The book has two interwoven themes: life in the apple growing country of eastern Washington and the struggle of a man trying to deal with the pain and suffering of incurable cancer. Guterson's prose presents the action and the setting in mesmerizing detail. Details that paint the picture and record the action with fascinating realism. The reader gets caught up in the life story of only real character of the book and how he came to be "east of the mountains' coping with approaching death. Guterson presents his two serious themes with a light touch.
Nice end of life story that manages to be reminiscent and decent without sentiment. Wonderful portrait of Washington State, literally, East of the Mountains. As a non-Hunter and a gun control advocate I found understanding and sympathy with that culture...lived with a pure ethic by the main character at least.
An enjoyable coming of age with the grim- reaper.
As a native Northwesterner, I am always suspicious about books written about this region. So many writers don't get it right, but five a quick gloss to Puget Sount, toss in a little Mt. Rainier and rhapsodize at entirely too much lengh about the San Juan Islands.

But Guterson's got the sense of place just right. The book opens with an aging and terminally ill Seattle physician's decision to return to the scene of his youth and end his life.

I found myself gasping with recognition in Guterson's account of the surprisingly long and difficult journey over Snoqualmie Pass to Eastern Washington. The landscape sings such a familiar song through Guterson's words.
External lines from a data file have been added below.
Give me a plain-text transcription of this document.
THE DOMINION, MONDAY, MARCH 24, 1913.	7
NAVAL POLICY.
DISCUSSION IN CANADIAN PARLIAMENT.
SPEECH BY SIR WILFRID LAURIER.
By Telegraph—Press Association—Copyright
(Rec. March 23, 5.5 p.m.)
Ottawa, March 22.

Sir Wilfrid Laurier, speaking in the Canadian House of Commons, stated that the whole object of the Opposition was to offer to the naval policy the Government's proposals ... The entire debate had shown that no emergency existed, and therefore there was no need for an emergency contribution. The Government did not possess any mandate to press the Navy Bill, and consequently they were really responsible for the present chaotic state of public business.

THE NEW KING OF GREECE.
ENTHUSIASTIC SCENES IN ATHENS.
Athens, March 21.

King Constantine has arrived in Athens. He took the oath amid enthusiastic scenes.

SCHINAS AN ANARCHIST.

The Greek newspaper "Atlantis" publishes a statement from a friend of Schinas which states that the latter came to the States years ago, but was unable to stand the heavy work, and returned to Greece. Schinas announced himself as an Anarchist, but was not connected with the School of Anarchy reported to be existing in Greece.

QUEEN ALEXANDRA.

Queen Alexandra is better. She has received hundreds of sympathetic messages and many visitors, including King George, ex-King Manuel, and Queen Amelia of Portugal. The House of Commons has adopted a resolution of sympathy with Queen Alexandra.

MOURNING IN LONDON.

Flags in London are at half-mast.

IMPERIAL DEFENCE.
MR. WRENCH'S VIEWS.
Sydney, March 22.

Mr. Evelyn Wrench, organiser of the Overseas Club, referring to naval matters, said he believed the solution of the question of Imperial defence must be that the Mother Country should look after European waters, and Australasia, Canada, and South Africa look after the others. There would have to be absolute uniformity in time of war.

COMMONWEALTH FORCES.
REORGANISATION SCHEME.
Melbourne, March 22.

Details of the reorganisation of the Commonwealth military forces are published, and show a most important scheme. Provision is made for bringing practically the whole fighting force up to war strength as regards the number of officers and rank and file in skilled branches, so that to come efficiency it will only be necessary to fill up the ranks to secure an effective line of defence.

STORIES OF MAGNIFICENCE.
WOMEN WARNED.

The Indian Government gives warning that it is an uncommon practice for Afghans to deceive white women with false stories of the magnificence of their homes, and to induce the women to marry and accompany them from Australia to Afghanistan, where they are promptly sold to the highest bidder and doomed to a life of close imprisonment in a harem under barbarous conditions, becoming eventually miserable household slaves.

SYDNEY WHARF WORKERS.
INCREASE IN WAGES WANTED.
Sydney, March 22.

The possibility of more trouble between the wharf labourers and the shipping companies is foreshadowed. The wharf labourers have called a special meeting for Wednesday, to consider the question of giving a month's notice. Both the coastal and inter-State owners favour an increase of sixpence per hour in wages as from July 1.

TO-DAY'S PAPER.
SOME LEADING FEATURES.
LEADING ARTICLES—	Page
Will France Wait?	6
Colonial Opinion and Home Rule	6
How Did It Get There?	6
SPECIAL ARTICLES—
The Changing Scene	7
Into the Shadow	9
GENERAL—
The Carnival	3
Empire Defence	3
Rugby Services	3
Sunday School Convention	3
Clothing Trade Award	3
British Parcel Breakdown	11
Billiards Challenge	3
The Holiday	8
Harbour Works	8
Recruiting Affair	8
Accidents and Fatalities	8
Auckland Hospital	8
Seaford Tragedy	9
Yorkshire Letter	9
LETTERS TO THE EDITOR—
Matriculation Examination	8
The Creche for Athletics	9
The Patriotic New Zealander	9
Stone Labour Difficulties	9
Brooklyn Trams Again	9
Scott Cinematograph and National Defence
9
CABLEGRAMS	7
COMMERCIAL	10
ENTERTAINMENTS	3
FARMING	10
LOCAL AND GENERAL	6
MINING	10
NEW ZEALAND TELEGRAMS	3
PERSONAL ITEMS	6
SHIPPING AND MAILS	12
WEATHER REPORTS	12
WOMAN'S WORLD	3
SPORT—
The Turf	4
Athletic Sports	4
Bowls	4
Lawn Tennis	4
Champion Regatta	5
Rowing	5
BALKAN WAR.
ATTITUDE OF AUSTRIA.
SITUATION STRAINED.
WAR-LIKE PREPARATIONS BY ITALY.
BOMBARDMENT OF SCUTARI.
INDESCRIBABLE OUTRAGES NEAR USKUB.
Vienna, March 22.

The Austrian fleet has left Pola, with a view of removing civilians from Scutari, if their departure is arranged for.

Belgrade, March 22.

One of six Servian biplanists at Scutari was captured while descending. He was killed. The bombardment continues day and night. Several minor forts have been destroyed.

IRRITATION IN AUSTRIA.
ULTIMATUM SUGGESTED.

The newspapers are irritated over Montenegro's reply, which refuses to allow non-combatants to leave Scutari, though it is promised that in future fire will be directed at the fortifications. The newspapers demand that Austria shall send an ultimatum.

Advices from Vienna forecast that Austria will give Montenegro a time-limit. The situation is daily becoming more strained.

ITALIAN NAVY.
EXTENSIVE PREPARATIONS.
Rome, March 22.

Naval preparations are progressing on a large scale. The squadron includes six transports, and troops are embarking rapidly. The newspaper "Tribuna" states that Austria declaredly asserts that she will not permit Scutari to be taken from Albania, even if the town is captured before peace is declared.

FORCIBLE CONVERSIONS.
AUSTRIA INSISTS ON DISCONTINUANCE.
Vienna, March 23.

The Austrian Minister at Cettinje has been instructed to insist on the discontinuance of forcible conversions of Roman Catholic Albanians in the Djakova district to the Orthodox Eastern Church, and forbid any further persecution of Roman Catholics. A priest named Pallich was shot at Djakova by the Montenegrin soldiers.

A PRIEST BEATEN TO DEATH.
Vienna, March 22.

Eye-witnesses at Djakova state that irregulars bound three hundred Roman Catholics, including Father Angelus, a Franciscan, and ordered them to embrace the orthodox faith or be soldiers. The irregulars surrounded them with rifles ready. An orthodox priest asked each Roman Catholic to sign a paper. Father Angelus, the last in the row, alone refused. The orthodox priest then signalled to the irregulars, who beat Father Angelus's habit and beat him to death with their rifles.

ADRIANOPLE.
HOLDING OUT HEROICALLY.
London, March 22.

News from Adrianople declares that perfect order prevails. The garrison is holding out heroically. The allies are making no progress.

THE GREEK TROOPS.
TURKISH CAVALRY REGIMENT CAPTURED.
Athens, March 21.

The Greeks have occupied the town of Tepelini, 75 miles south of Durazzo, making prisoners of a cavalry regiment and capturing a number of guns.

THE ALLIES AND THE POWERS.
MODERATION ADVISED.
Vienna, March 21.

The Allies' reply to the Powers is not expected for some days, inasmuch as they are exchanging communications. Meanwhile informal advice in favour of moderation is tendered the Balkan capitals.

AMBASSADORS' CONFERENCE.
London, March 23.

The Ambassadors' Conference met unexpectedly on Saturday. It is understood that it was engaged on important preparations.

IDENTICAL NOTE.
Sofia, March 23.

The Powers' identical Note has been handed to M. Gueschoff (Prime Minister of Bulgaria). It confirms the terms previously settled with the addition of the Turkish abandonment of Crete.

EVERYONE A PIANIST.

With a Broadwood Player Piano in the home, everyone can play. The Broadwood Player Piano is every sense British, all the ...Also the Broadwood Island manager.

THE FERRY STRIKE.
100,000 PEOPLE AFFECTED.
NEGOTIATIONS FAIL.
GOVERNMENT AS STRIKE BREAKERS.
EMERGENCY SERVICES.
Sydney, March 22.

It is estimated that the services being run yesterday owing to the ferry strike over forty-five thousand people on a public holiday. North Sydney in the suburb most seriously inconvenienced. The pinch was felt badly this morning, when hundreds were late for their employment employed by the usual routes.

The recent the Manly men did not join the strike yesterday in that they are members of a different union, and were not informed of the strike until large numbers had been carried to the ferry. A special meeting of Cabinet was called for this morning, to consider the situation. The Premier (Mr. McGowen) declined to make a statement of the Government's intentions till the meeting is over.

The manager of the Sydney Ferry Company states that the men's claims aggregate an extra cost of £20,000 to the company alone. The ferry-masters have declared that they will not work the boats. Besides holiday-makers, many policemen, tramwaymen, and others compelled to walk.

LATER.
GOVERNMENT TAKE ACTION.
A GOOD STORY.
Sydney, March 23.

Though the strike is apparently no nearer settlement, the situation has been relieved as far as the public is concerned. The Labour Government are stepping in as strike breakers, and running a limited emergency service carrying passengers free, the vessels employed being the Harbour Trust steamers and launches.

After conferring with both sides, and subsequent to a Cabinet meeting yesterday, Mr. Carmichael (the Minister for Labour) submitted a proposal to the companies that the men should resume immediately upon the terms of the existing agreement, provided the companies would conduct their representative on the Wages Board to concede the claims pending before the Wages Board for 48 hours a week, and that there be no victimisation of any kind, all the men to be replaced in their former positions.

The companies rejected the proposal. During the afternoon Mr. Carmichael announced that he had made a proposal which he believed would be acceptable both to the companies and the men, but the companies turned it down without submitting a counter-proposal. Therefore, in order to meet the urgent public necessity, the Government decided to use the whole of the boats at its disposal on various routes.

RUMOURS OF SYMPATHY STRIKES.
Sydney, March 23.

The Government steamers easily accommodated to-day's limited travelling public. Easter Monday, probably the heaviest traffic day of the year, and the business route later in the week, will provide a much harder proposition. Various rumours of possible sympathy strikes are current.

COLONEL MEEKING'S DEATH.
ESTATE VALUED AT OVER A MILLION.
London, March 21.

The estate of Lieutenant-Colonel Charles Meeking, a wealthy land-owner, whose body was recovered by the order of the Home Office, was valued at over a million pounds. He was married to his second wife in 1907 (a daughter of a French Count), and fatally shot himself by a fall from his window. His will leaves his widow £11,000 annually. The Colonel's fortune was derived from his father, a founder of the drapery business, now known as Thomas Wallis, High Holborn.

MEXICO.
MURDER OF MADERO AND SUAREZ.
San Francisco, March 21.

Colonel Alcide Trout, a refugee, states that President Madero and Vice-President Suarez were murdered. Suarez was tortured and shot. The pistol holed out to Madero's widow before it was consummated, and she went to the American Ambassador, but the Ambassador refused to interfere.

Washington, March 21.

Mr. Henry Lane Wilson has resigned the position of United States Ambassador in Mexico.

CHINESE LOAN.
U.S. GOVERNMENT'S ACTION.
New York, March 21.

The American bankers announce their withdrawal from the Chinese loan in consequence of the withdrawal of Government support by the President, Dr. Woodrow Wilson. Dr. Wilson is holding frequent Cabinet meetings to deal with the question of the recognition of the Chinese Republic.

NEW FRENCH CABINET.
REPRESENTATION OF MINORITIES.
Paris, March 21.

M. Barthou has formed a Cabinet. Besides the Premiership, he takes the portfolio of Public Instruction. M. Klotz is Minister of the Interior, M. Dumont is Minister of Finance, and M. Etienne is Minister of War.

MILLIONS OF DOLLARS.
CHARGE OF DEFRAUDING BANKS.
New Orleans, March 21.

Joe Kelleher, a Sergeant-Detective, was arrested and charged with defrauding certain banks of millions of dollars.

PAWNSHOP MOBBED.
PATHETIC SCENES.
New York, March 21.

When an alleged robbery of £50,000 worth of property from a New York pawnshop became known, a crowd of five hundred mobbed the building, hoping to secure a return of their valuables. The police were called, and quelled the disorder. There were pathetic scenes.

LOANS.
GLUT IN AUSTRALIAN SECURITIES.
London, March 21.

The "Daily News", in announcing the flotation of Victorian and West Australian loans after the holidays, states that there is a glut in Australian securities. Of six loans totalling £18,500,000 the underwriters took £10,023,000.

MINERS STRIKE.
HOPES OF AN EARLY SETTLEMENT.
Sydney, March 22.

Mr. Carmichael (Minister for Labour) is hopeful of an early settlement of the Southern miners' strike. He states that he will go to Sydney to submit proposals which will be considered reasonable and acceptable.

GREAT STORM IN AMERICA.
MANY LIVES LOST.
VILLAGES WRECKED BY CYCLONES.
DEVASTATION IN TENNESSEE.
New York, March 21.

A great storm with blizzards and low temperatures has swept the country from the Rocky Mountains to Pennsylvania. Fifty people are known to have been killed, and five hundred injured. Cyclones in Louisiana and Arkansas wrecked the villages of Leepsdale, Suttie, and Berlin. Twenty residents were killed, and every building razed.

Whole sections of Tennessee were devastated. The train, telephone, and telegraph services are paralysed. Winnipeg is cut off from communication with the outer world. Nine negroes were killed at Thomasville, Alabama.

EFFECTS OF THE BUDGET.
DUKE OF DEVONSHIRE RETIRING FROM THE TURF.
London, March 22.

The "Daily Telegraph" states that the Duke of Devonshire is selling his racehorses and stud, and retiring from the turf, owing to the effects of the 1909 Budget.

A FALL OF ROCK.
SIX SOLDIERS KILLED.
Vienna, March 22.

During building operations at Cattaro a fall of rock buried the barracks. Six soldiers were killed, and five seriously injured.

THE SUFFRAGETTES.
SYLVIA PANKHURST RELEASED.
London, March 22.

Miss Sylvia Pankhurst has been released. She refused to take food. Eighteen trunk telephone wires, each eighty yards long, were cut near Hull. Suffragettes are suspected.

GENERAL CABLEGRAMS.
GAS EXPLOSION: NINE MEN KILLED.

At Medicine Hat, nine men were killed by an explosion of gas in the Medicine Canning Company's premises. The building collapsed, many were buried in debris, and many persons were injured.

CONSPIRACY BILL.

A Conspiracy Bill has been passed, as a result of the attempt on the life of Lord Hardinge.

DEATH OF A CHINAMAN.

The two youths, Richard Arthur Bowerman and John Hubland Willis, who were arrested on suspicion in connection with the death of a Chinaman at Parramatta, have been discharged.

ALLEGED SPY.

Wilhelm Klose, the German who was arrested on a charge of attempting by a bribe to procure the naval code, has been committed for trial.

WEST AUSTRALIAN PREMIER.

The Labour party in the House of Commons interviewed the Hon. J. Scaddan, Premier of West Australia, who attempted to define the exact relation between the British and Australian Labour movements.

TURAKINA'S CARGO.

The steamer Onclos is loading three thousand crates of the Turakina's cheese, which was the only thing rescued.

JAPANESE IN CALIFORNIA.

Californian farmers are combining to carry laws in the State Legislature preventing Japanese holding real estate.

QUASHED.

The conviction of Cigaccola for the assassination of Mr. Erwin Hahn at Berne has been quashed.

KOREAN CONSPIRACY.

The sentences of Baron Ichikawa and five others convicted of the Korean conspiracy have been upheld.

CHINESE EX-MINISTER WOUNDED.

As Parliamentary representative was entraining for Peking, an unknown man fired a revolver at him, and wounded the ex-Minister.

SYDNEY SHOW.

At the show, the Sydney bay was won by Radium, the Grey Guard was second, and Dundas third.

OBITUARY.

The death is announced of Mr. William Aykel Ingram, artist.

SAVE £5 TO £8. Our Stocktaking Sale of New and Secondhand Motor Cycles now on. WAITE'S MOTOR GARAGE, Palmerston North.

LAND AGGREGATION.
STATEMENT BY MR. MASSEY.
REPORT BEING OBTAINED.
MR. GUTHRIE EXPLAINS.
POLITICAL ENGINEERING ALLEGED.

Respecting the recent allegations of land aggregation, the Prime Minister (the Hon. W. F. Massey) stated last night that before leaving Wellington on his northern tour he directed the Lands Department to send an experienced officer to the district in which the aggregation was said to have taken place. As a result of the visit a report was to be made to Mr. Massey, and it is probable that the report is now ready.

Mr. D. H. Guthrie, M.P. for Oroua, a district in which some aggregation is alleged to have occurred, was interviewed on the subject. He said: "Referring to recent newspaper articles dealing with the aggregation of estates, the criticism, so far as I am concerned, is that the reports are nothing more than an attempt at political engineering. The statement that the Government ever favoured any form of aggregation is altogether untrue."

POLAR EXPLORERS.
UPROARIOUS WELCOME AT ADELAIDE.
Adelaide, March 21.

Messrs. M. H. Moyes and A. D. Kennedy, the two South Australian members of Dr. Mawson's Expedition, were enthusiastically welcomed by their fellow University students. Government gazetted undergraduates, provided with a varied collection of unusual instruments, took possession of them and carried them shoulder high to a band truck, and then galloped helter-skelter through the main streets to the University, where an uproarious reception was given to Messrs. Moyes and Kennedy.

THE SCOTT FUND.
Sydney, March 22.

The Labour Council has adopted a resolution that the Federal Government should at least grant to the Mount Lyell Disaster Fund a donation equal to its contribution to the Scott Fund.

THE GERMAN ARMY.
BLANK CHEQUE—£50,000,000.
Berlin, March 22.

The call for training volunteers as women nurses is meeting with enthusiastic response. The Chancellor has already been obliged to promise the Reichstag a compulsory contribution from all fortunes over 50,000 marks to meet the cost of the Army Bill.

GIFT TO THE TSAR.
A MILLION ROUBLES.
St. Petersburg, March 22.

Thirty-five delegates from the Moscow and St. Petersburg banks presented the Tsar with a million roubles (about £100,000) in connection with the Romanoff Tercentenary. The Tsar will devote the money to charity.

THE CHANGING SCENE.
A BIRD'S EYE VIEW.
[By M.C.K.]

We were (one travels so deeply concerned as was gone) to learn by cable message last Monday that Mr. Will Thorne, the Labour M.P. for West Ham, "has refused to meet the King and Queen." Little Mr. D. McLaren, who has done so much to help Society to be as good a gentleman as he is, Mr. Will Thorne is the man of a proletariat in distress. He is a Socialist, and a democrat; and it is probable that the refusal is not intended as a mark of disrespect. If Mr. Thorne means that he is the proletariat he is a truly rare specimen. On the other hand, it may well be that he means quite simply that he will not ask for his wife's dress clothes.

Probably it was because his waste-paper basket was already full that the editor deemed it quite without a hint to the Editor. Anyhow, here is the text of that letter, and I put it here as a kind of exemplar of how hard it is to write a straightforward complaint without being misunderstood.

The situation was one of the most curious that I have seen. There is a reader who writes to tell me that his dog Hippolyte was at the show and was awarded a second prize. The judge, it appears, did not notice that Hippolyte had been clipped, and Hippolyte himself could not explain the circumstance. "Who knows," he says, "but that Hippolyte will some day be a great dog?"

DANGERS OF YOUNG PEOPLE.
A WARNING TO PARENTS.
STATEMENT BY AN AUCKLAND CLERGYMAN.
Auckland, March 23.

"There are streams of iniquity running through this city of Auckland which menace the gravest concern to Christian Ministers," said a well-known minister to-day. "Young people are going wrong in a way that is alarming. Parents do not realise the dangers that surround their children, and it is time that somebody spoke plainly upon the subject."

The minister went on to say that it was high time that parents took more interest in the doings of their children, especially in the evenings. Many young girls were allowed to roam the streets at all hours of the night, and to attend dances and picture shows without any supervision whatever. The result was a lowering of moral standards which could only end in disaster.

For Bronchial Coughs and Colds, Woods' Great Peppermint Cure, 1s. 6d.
His protagonist initially displays the contained stoicism so typical of the region's Scandinavian-American residents. And like them, he rises to complex challenges, spilling forth his humanity at every turn. The protagonist's achingly difficult night on the Columbia plateau was so real that it was painful to read.

The doctor has to be one of the best fictional characters I've encountered in a long time. In fact, he is so skillfully drawn that I find myself unable to decide whether Guterson's greater gift is for evoking character or landcape. In any case, this is defintely a five-star book.